22/F, 677 King's Road, Quarry Bay
Wing Wah Industrial Building
May 10 - August 10
Sex is messy. Establishing a correlation between high population density and a diversity of carnal urges, “Ten Million Rooms of Yearning. Sex in Hong Kong” is a five-venue show spread across town that addresses an arguably decreasing local libido, through the aesthetics of the crowded and the homoerotic. More generally, it open-mindedly speaks to the nonmainstream practices of BDSM, Internet sex, and paid sex. Works by thirty-nine artists in media including painting, drawing, photography, digital animation, video, sculpture, print, and installation—mostly overtly phallic—give the exhibition a messy, overcrowded thrift-store feel.
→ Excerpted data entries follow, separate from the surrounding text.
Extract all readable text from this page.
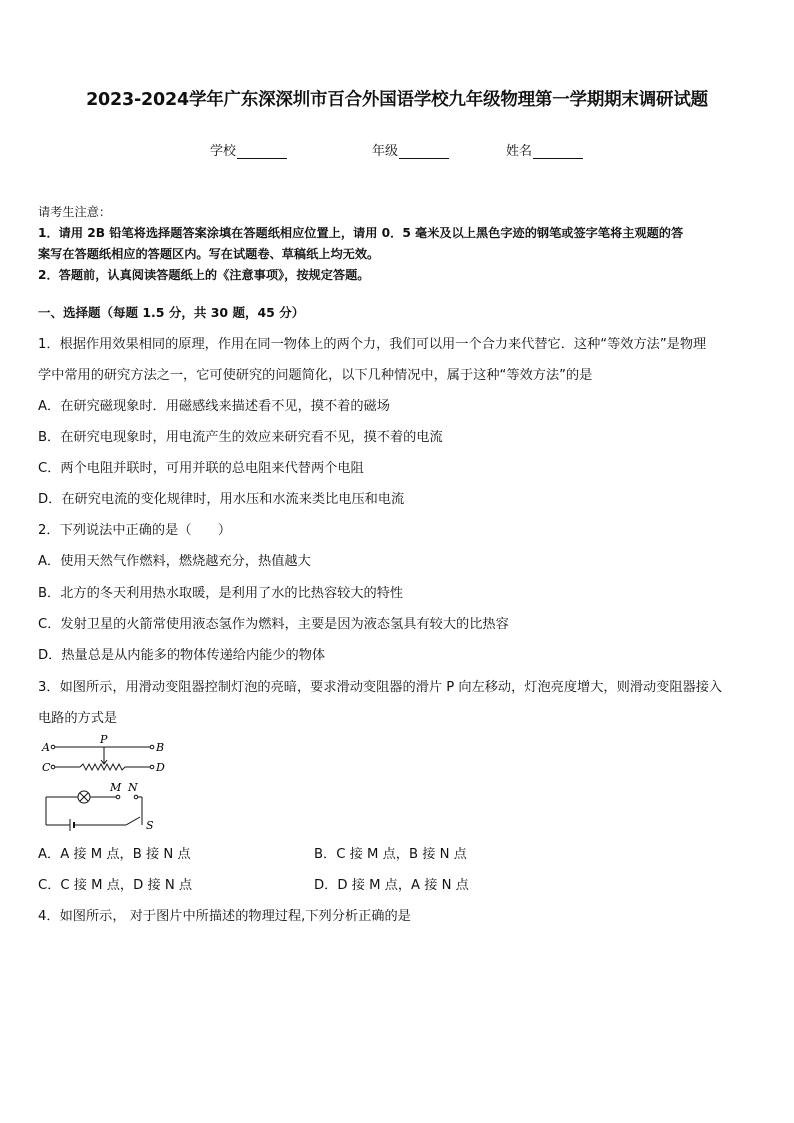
2023-2024学年广东深深圳市百合外国语学校九年级物理第一学期期末调研试题
学校	年级	姓名
请考生注意：
1．请用 2B 铅笔将选择题答案涂填在答题纸相应位置上，请用 0．5 毫米及以上黑色字迹的钢笔或签字笔将主观题的答
案写在答题纸相应的答题区内。写在试题卷、草稿纸上均无效。
2．答题前，认真阅读答题纸上的《注意事项》，按规定答题。
一、选择题（每题 1.5 分，共 30 题，45 分）
1．根据作用效果相同的原理，作用在同一物体上的两个力，我们可以用一个合力来代替它．这种“等效方法”是物理
学中常用的研究方法之一，它可使研究的问题简化，以下几种情况中，属于这种“等效方法”的是
A．在研究磁现象时．用磁感线来描述看不见，摸不着的磁场
B．在研究电现象时，用电流产生的效应来研究看不见，摸不着的电流
C．两个电阻并联时，可用并联的总电阻来代替两个电阻
D．在研究电流的变化规律时，用水压和水流来类比电压和电流
2．下列说法中正确的是（　　）
A．使用天然气作燃料，燃烧越充分，热值越大
B．北方的冬天利用热水取暖，是利用了水的比热容较大的特性
C．发射卫星的火箭常使用液态氢作为燃料，主要是因为液态氢具有较大的比热容
D．热量总是从内能多的物体传递给内能少的物体
3．如图所示，用滑动变阻器控制灯泡的亮暗，要求滑动变阻器的滑片 P 向左移动，灯泡亮度增大，则滑动变阻器接入
电路的方式是
A	B
P
C	D
M N
S
A．A 接 M 点，B 接 N 点	B．C 接 M 点，B 接 N 点
C．C 接 M 点，D 接 N 点	D．D 接 M 点，A 接 N 点
4．如图所示， 对于图片中所描述的物理过程,下列分析正确的是
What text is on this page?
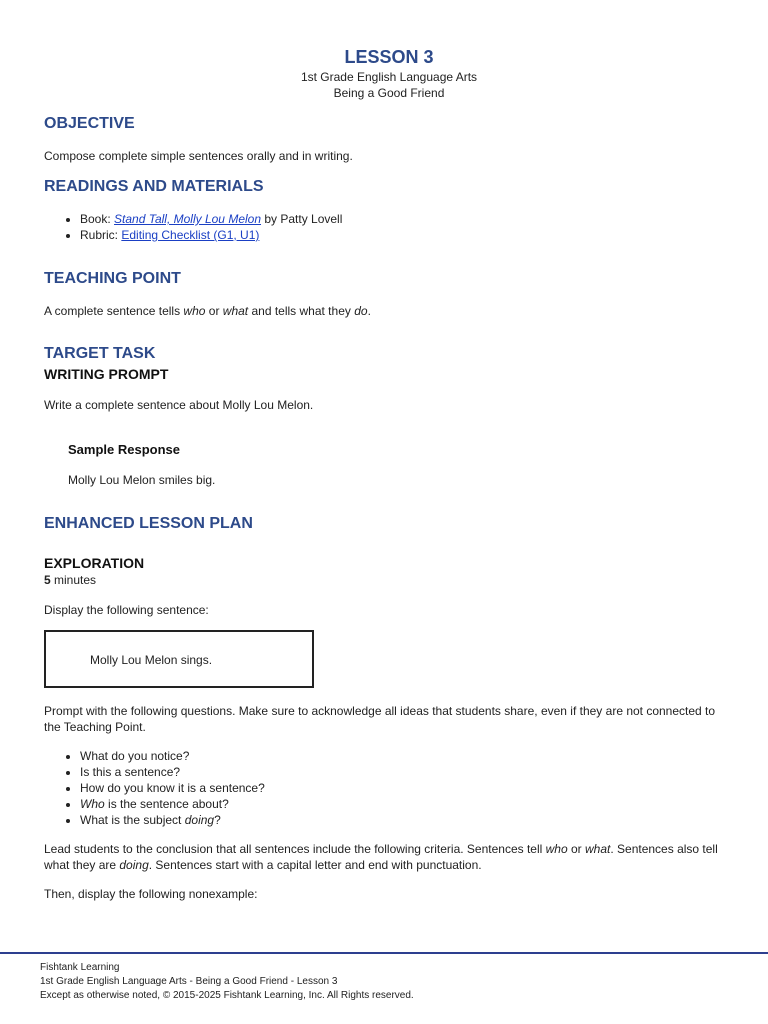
LESSON 3
1st Grade English Language Arts
Being a Good Friend
OBJECTIVE
Compose complete simple sentences orally and in writing.
READINGS AND MATERIALS
• Book: Stand Tall, Molly Lou Melon by Patty Lovell
• Rubric: Editing Checklist (G1, U1)
TEACHING POINT
A complete sentence tells who or what and tells what they do.
TARGET TASK
WRITING PROMPT
Write a complete sentence about Molly Lou Melon.
Sample Response
Molly Lou Melon smiles big.
ENHANCED LESSON PLAN
EXPLORATION
5 minutes
Display the following sentence:
Molly Lou Melon sings.
Prompt with the following questions. Make sure to acknowledge all ideas that students share, even if they are not connected to the Teaching Point.
• What do you notice?
• Is this a sentence?
• How do you know it is a sentence?
• Who is the sentence about?
• What is the subject doing?
Lead students to the conclusion that all sentences include the following criteria. Sentences tell who or what. Sentences also tell what they are doing. Sentences start with a capital letter and end with punctuation.
Then, display the following nonexample:
Fishtank Learning
1st Grade English Language Arts - Being a Good Friend - Lesson 3
Except as otherwise noted, © 2015-2025 Fishtank Learning, Inc. All Rights reserved.
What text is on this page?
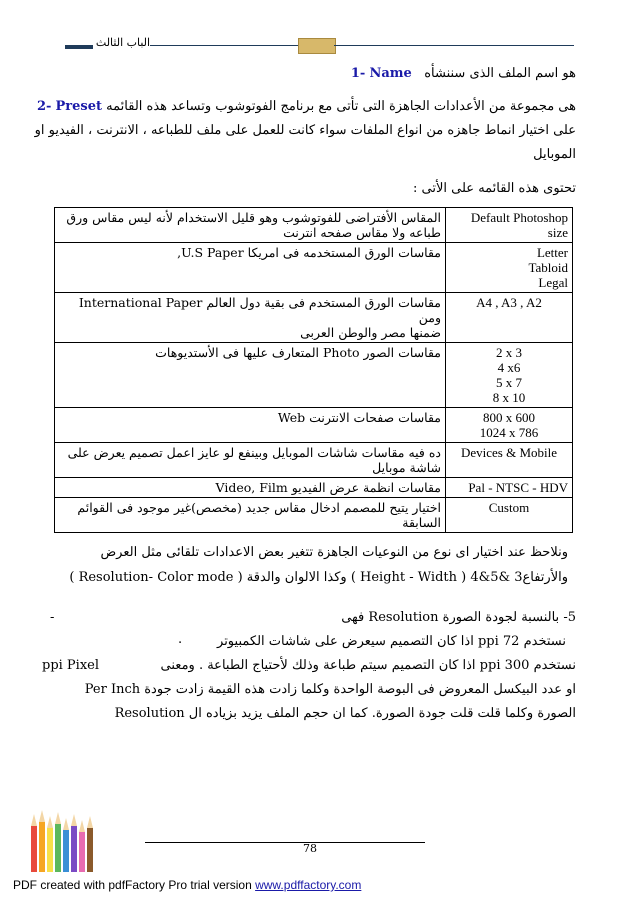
الباب الثالث
1- Name هو اسم الملف الذى سننشأه
2- Preset هى مجموعة من الأعدادات الجاهزة التى تأتى مع برنامج الفوتوشوب وتساعد هذه القائمه
على اختيار انماط جاهزه من انواع الملفات سواء كانت للعمل على ملف للطباعه ، الانترنت ، الفيديو او
الموبايل
تحتوى هذه القائمه على الأتى :
المقاس الأفتراضى للفوتوشوب وهو قليل الاستخدام لأنه ليس مقاس ورق
طباعه ولا مقاس صفحه انترنت	Default Photoshop size

مقاسات الورق المستخدمه فى امريكا U.S Paper,	Letter
Tabloid
Legal

مقاسات الورق المستخدم فى بقية دول العالم International Paper ومن
ضمنها مصر والوطن العربى	A4 , A3 , A2

مقاسات الصور Photo المتعارف عليها فى الأستديوهات	2 x 3
4 x6
5 x 7
8 x 10

مقاسات صفحات الانترنت Web	800 x 600
1024 x 786

ده فيه مقاسات شاشات الموبايل وبينفع لو عايز اعمل تصميم يعرض على
شاشة موبايل	Devices & Mobile

مقاسات انظمة عرض الفيديو Video, Film	Pal - NTSC - HDV

اختيار يتيح للمصمم ادخال مقاس جديد (مخصص)غير موجود فى القوائم
السابقة	Custom
ونلاحظ عند اختيار اى نوع من النوعيات الجاهزة تتغير بعض الاعدادات تلقائى مثل العرض
والأرتفاع3 &5&4 ( Height - Width ) وكذا الالوان والدقة ( Resolution- Color mode )
5- بالنسبة لجودة الصورة Resolution فهى
-
نستخدم 72 ppi اذا كان التصميم سيعرض على شاشات الكمبيوتر
.
نستخدم 300 ppi اذا كان التصميم سيتم طباعة وذلك لأحتياج الطباعة . ومعنى
ppi Pixel
Per Inch او عدد البيكسل المعروض فى البوصة الواحدة وكلما زادت هذه القيمة زادت جودة
الصورة وكلما قلت قلت جودة الصورة. كما ان حجم الملف يزيد بزياده ال Resolution
78
PDF created with pdfFactory Pro trial version www.pdffactory.com
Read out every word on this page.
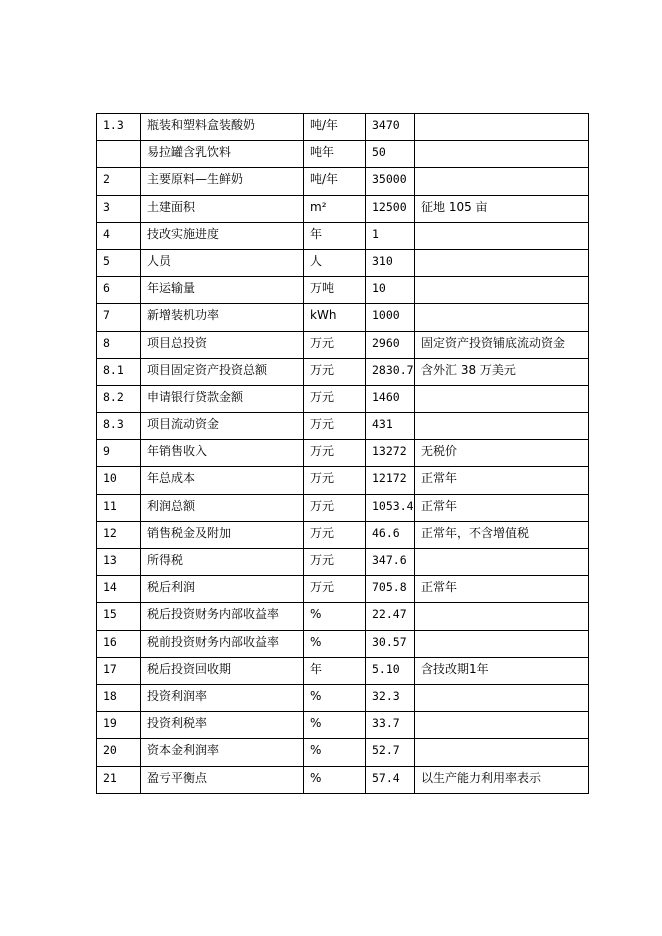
1.3	瓶装和塑料盒装酸奶	吨/年	3470	
	易拉罐含乳饮料	吨年	50	
2	主要原料—生鲜奶	吨/年	35000	
3	土建面积	m²	12500	征地 105 亩
4	技改实施进度	年	1	
5	人员	人	310	
6	年运输量	万吨	10	
7	新增装机功率	kWh	1000	
8	项目总投资	万元	2960	固定资产投资铺底流动资金
8.1	项目固定资产投资总额	万元	2830.7	含外汇 38 万美元
8.2	申请银行贷款金额	万元	1460	
8.3	项目流动资金	万元	431	
9	年销售收入	万元	13272	无税价
10	年总成本	万元	12172	正常年
11	利润总额	万元	1053.4	正常年
12	销售税金及附加	万元	46.6	正常年，不含增值税
13	所得税	万元	347.6	
14	税后利润	万元	705.8	正常年
15	税后投资财务内部收益率	%	22.47	
16	税前投资财务内部收益率	%	30.57	
17	税后投资回收期	年	5.10	含技改期1年
18	投资利润率	%	32.3	
19	投资利税率	%	33.7	
20	资本金利润率	%	52.7	
21	盈亏平衡点	%	57.4	以生产能力利用率表示
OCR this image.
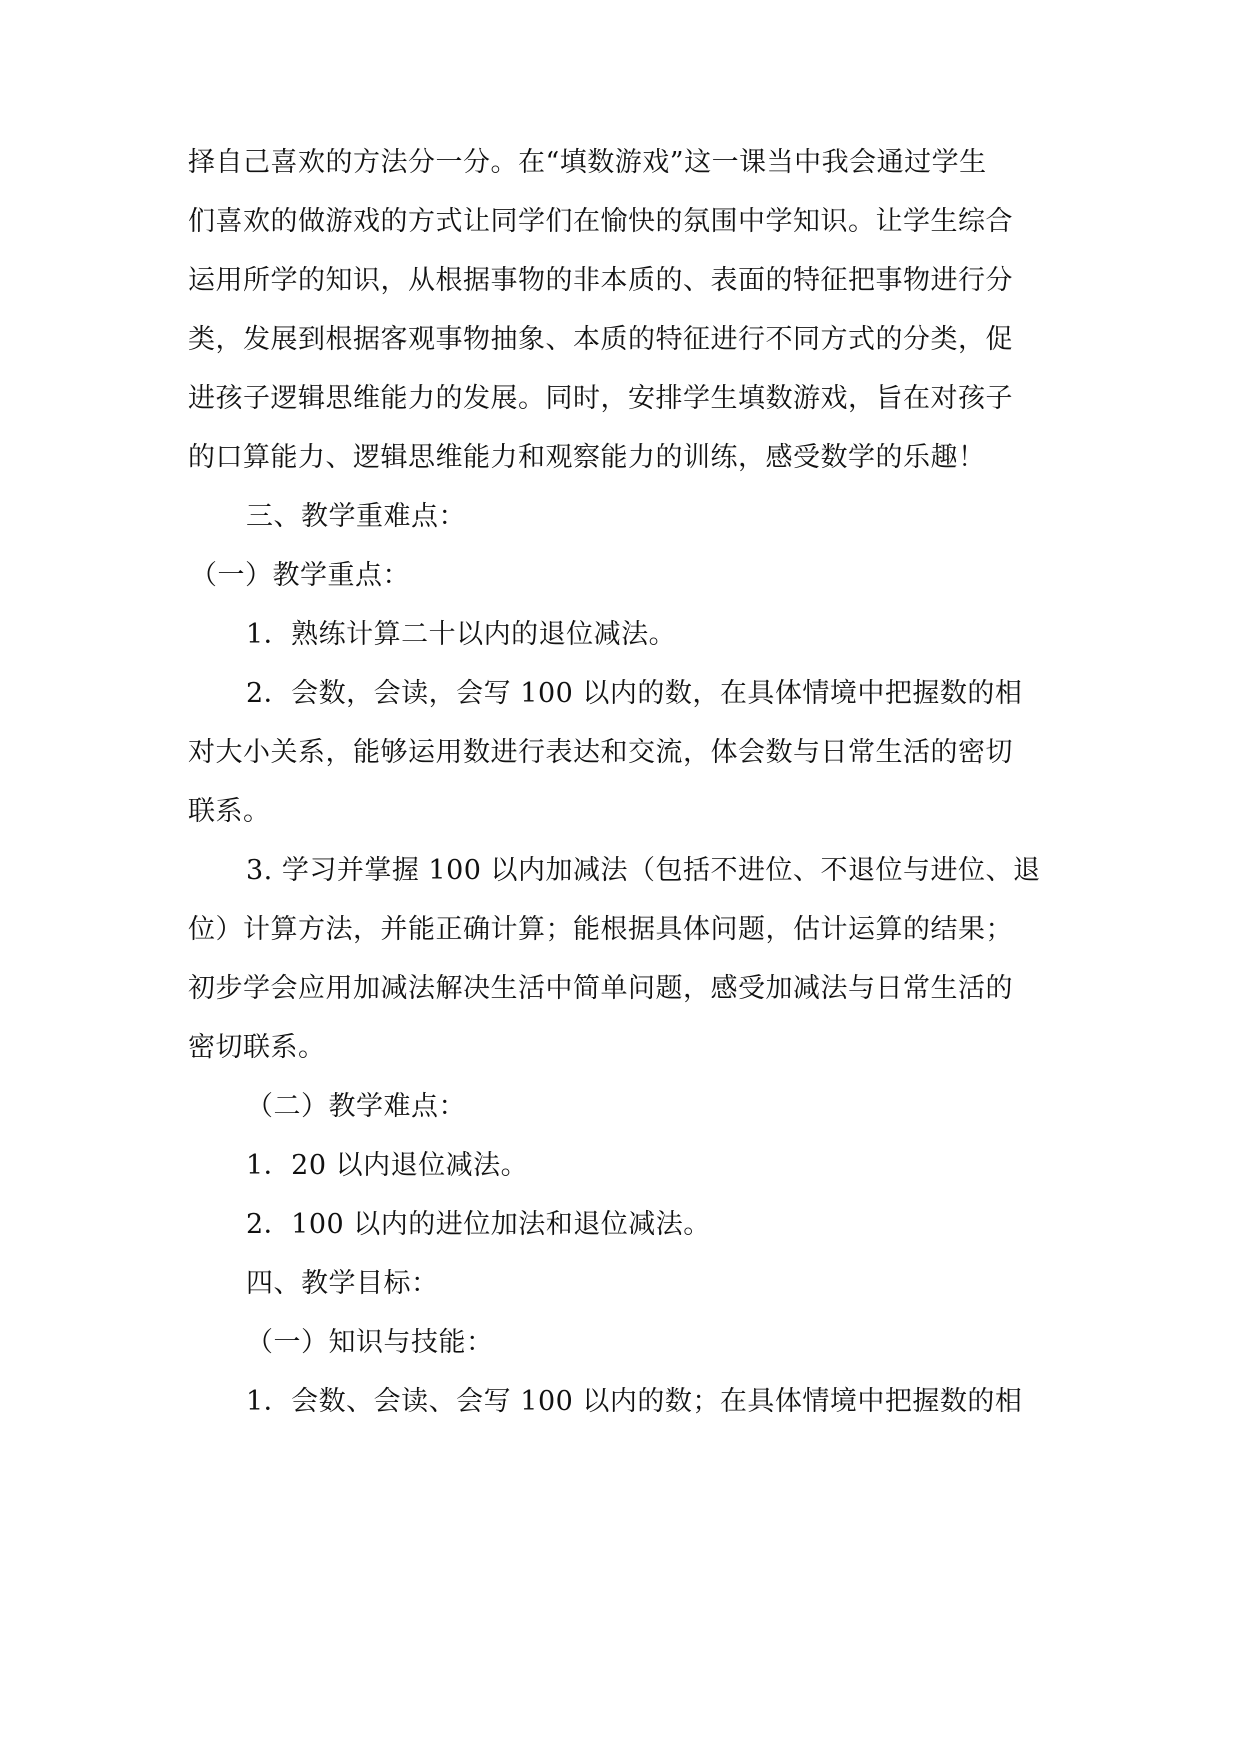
择自己喜欢的方法分一分。在“填数游戏”这一课当中我会通过学生
们喜欢的做游戏的方式让同学们在愉快的氛围中学知识。让学生综合
运用所学的知识，从根据事物的非本质的、表面的特征把事物进行分
类，发展到根据客观事物抽象、本质的特征进行不同方式的分类，促
进孩子逻辑思维能力的发展。同时，安排学生填数游戏，旨在对孩子
的口算能力、逻辑思维能力和观察能力的训练，感受数学的乐趣！
三、教学重难点：
（一）教学重点：
1．熟练计算二十以内的退位减法。
2．会数，会读，会写 100 以内的数，在具体情境中把握数的相
对大小关系，能够运用数进行表达和交流，体会数与日常生活的密切
联系。
3. 学习并掌握 100 以内加减法（包括不进位、不退位与进位、退
位）计算方法，并能正确计算；能根据具体问题，估计运算的结果；
初步学会应用加减法解决生活中简单问题，感受加减法与日常生活的
密切联系。
（二）教学难点：
1．20 以内退位减法。
2．100 以内的进位加法和退位减法。
四、教学目标：
（一）知识与技能：
1．会数、会读、会写 100 以内的数；在具体情境中把握数的相
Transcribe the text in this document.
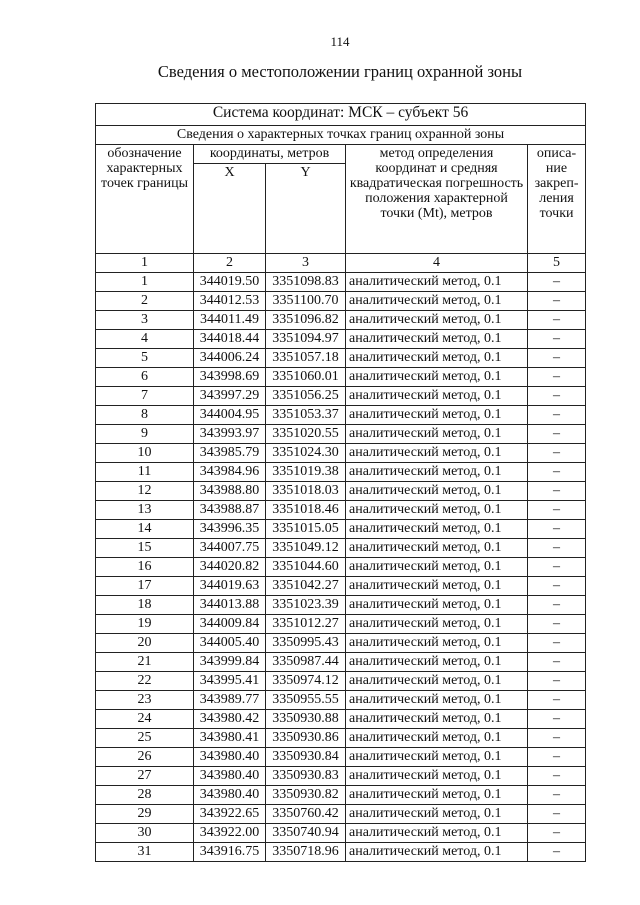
114
Сведения о местоположении границ охранной зоны
Система координат: МСК – субъект 56				
Сведения о характерных точках границ охранной зоны				
обозначение характерных точек границы	координаты, метров		метод определения координат и средняя квадратическая погрешность положения характерной точки (Mt), метров	описа-ние закреп-ления точки
	X	Y		
1	2	3	4	5
1	344019.50	3351098.83	аналитический метод, 0.1	–
2	344012.53	3351100.70	аналитический метод, 0.1	–
3	344011.49	3351096.82	аналитический метод, 0.1	–
4	344018.44	3351094.97	аналитический метод, 0.1	–
5	344006.24	3351057.18	аналитический метод, 0.1	–
6	343998.69	3351060.01	аналитический метод, 0.1	–
7	343997.29	3351056.25	аналитический метод, 0.1	–
8	344004.95	3351053.37	аналитический метод, 0.1	–
9	343993.97	3351020.55	аналитический метод, 0.1	–
10	343985.79	3351024.30	аналитический метод, 0.1	–
11	343984.96	3351019.38	аналитический метод, 0.1	–
12	343988.80	3351018.03	аналитический метод, 0.1	–
13	343988.87	3351018.46	аналитический метод, 0.1	–
14	343996.35	3351015.05	аналитический метод, 0.1	–
15	344007.75	3351049.12	аналитический метод, 0.1	–
16	344020.82	3351044.60	аналитический метод, 0.1	–
17	344019.63	3351042.27	аналитический метод, 0.1	–
18	344013.88	3351023.39	аналитический метод, 0.1	–
19	344009.84	3351012.27	аналитический метод, 0.1	–
20	344005.40	3350995.43	аналитический метод, 0.1	–
21	343999.84	3350987.44	аналитический метод, 0.1	–
22	343995.41	3350974.12	аналитический метод, 0.1	–
23	343989.77	3350955.55	аналитический метод, 0.1	–
24	343980.42	3350930.88	аналитический метод, 0.1	–
25	343980.41	3350930.86	аналитический метод, 0.1	–
26	343980.40	3350930.84	аналитический метод, 0.1	–
27	343980.40	3350930.83	аналитический метод, 0.1	–
28	343980.40	3350930.82	аналитический метод, 0.1	–
29	343922.65	3350760.42	аналитический метод, 0.1	–
30	343922.00	3350740.94	аналитический метод, 0.1	–
31	343916.75	3350718.96	аналитический метод, 0.1	–
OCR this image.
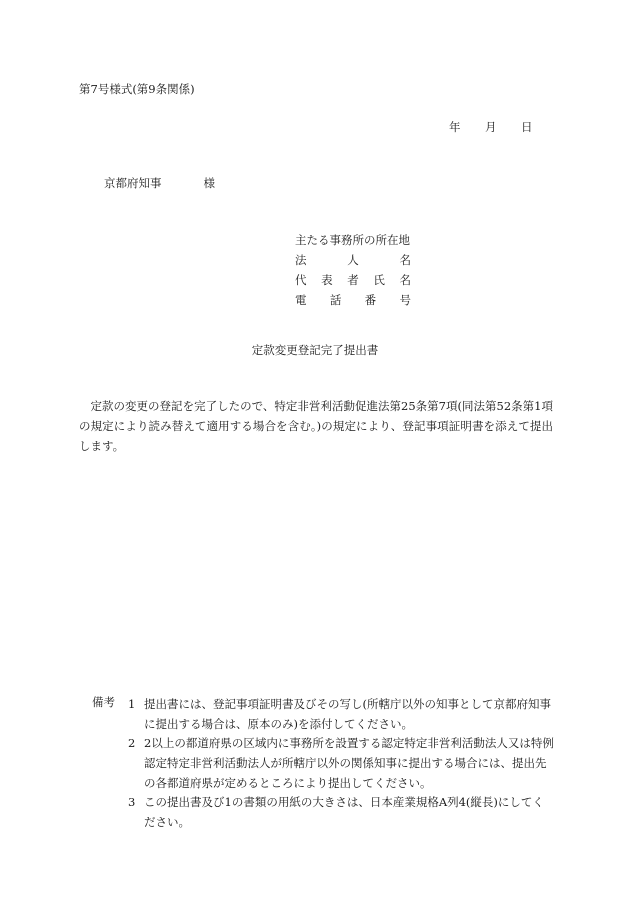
第7号様式(第9条関係)
年 月 日
京都府知事	様
主たる事務所の所在地
法	人	名
代 表 者 氏 名
電 話 番 号
定款変更登記完了提出書
定款の変更の登記を完了したので、特定非営利活動促進法第25条第7項(同法第52条第1項の規定により読み替えて適用する場合を含む。)の規定により、登記事項証明書を添えて提出します。
備考 1 提出書には、登記事項証明書及びその写し(所轄庁以外の知事として京都府知事に提出する場合は、原本のみ)を添付してください。
2 2以上の都道府県の区域内に事務所を設置する認定特定非営利活動法人又は特例認定特定非営利活動法人が所轄庁以外の関係知事に提出する場合には、提出先の各都道府県が定めるところにより提出してください。
3 この提出書及び1の書類の用紙の大きさは、日本産業規格A列4(縦長)にしてください。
Weaving together political concerns, those of sexual identity in particular, there are, for instance, the paintings of Agung Kurniawan and mimeographs of Hou Chun-ming in the Sheung Wan Civic Center. Addressing the tensions inherent to colonial history, as well as issues of national identity, the works employ allegorical, ingenuous graphics to depict fornication between virile, sometimes dismembered bodies. Over in Connecting Spaces, in Roee Rosen’s film Tse, 2010, political extremism is exorcised through willful pleasure: Two members of the Israeli BDSM community engage in flogging, ultimately prompting the sub to spit out quotes by extreme-right-wing politician Avigdor Lieberman. More personal pursuits are also explored. Hito Steyerl’s Lovely Andrea, 2007, a video documenting its subject’s quest in Japan to find a twenty-year-old bondage photo in which she modeled, emphasizes the erotic value of limitations and life’s randomness. Ultimately, the show encourages individuality. In the cheerful video excerpts from The Trilogy of Sinai: Sex Love and Hope, 2013, Dr. Petula Ho Sik-ying interviews Hong Kongers in public spaces: for example, a wife who hopes to dissuade her husband from having sex with her by charging him for it; a recently postoperative transsexual giggling over her new vagina; and a churchgoing man acknowledging the importance of sex for a successful Christian marriage.
Avoiding sensuality, courtship, and sexiness in favor of themes of loneliness, passive violence, mismatched relationships, politics, and freedom of choice, this emancipated exhibition acts as a release, thanks to the liberation only full disclosure can bring.